I have an embarrassingly parallel problem that I’d like to solve with Julia’s parallelism constructs, but I’m seeing a lot of latency and unexpected allocations. To demonstrate my issue, I’ll construct a dummy problem which does the following:
- On each worker, create a “controller”, a closure which just multiplies its input by some captured
scale
value - Then, for a given input
x
, send it to each controller and get the resulting outputy
Here’s my best attempt at that pattern so far, using RemoteChannels:
addprocs(4)
using BenchmarkTools
@everywhere function scalar_controller(scale)

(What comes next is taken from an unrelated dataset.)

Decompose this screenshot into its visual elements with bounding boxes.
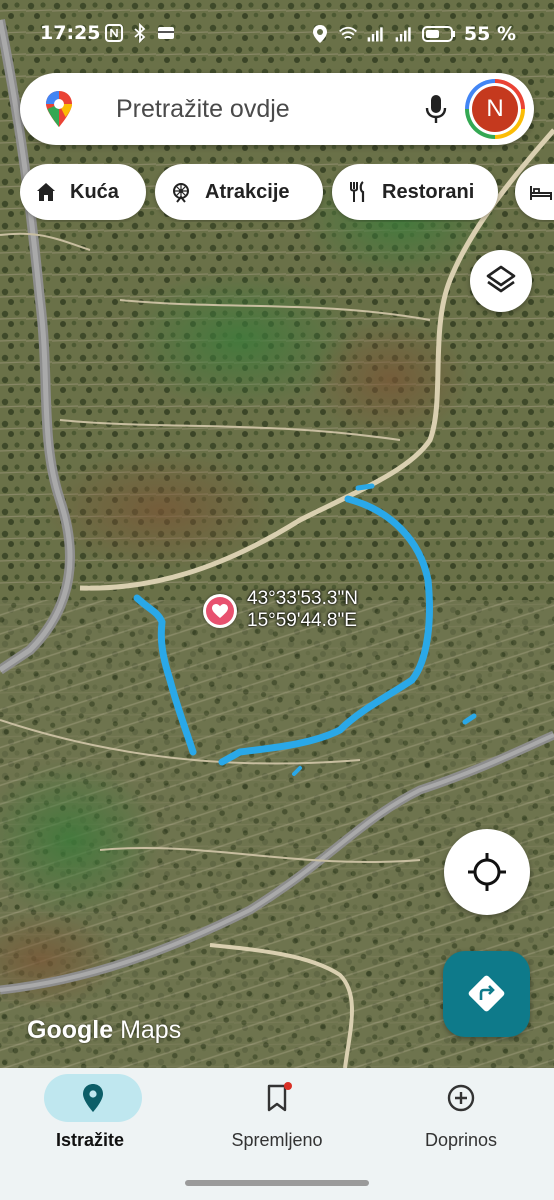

C = RemoteChannel{Channel{Float64}}
input_channel::C = RemoteChannel(() -> Channel{Float64}(1), myid())
output_channel::C = RemoteChannel(() -> Channel{Float64}(1), myid())
controller = let scale = scale
function (x)
x * scale
end
end
let input=input_channel, output=output_channel, controller=controller
@async while true
x = take!(input)
y = controller(x)
put!(output, y)
end
end
input_channel, output_channel
end
channels = NTuple{2, RemoteChannel{Channel{Float64}}}[]
for i in 2:nprocs()
push!(channels, @fetchfrom(i, scalar_controller(i)))
end
function scalar_parallel_control(channels, x)
@sync begin
for (input, output) in channels
let input=input, output=output, x=x
@async begin
put!(input, x)
take!(output)
end
end
end
end
end
Unfortunately, this is pretty slow:
julia> @btime scalar_parallel_control($channels, 1.0)
1.872 ms (632 allocations: 44.63 KiB)
I’ve checked @code_warntype
and added let
blocks to fix various closure-boxing issues, but with no real effect on latency. Running the same code without addprocs(4)
gives 411.700 ns (4 allocations: 192 bytes)
, so the issue would seem to be related to data movement between workers.
I guess I have two questions:
- Is it unreasonable to hope for better than 1ms latency in any kind of parallel application?
- Is there something inefficient in the way I’m setting up my problem? The use of RemoteChannels seems kind of wasteful here, but i’m not sure how to avoid it.